The first piece that catches people’s attention as they enter the gallery is Modernist Times (1988), in which Charlie Chaplin tripped over the abstract mechanical wheels as he usually would in the working class scenes in the movies. Just like how people now craze over the remix of a radio hit, Rivers based this piece on Fernand Léger’s inspiration in the film “Modern Times.”
Rivers doesn’t just pay homages to predecessors like Gogh, Max Ernst, and Matisse, rather, he completely reinterprets them. For example, the torment of Van Gogh was vividly portrayed with chairs dangling all over his head in “Art and the Artist: Chairs and Van Gogh.” The naked dancing humans by Matisse were created with new hues of colors—bold, romantic red and professional, navy, blue fitting to metropolitan taste.
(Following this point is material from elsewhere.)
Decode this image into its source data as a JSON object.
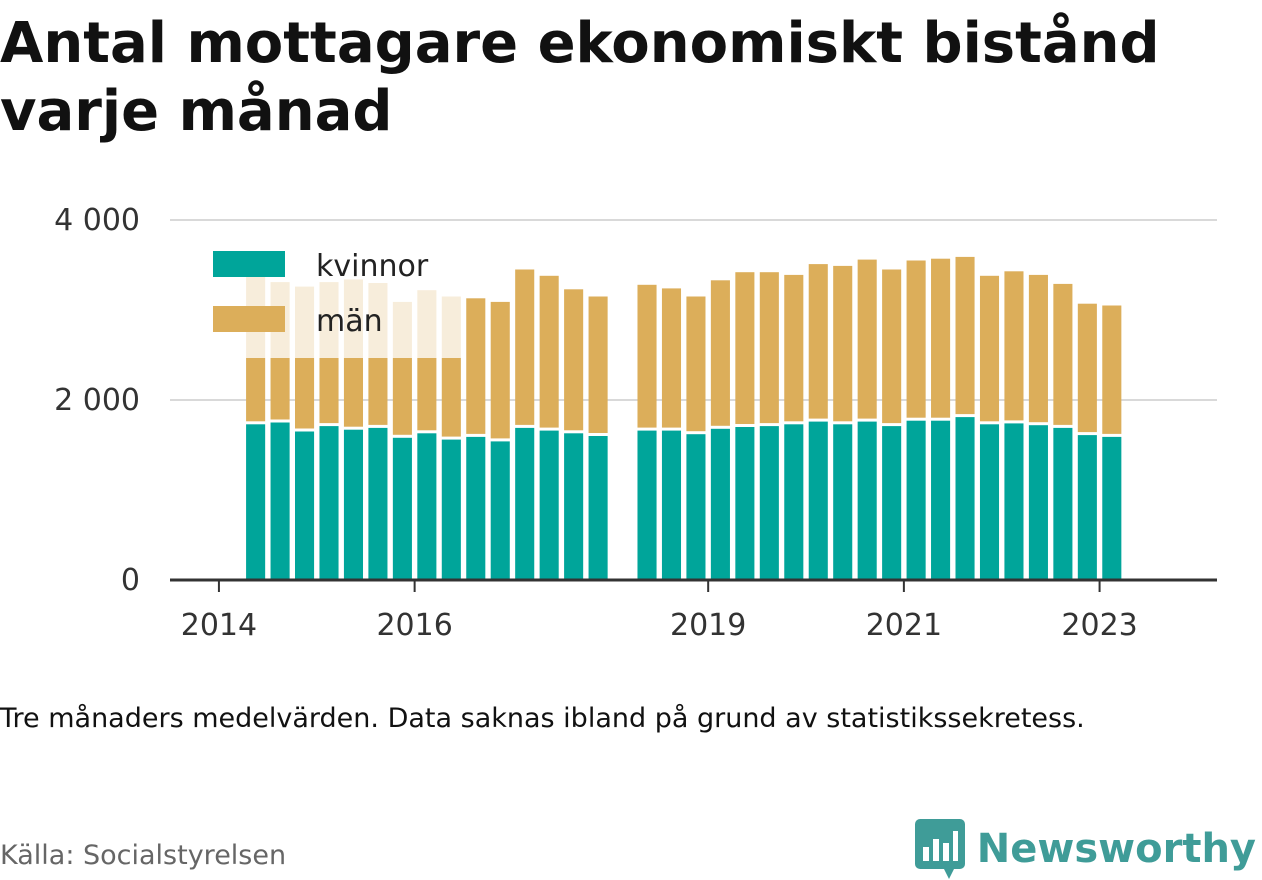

A nonconforming master cannot be respected without criticism as well. According to an article in “Vanity Fair,” it comes in the form of the documentary, Growing, which centered on his topless adolescent daughters, not included in the exhibit. However, his other experimental films, “A Day in the Life of a Cleaning Woman” and “Mounting Tensions” are screened continuously in the gallery.
Although Rivers passed away in 2002 at the age of 78, his interactive piece continues to invite students to participate in a colloquy with him. For those who wish to be endowed in his enigma, the exhibit runs until Dec. 8, 12 p.m. to 4 p.m. from Tuesday to Friday, and 7 p.m. to 9 p.m. on Saturdays.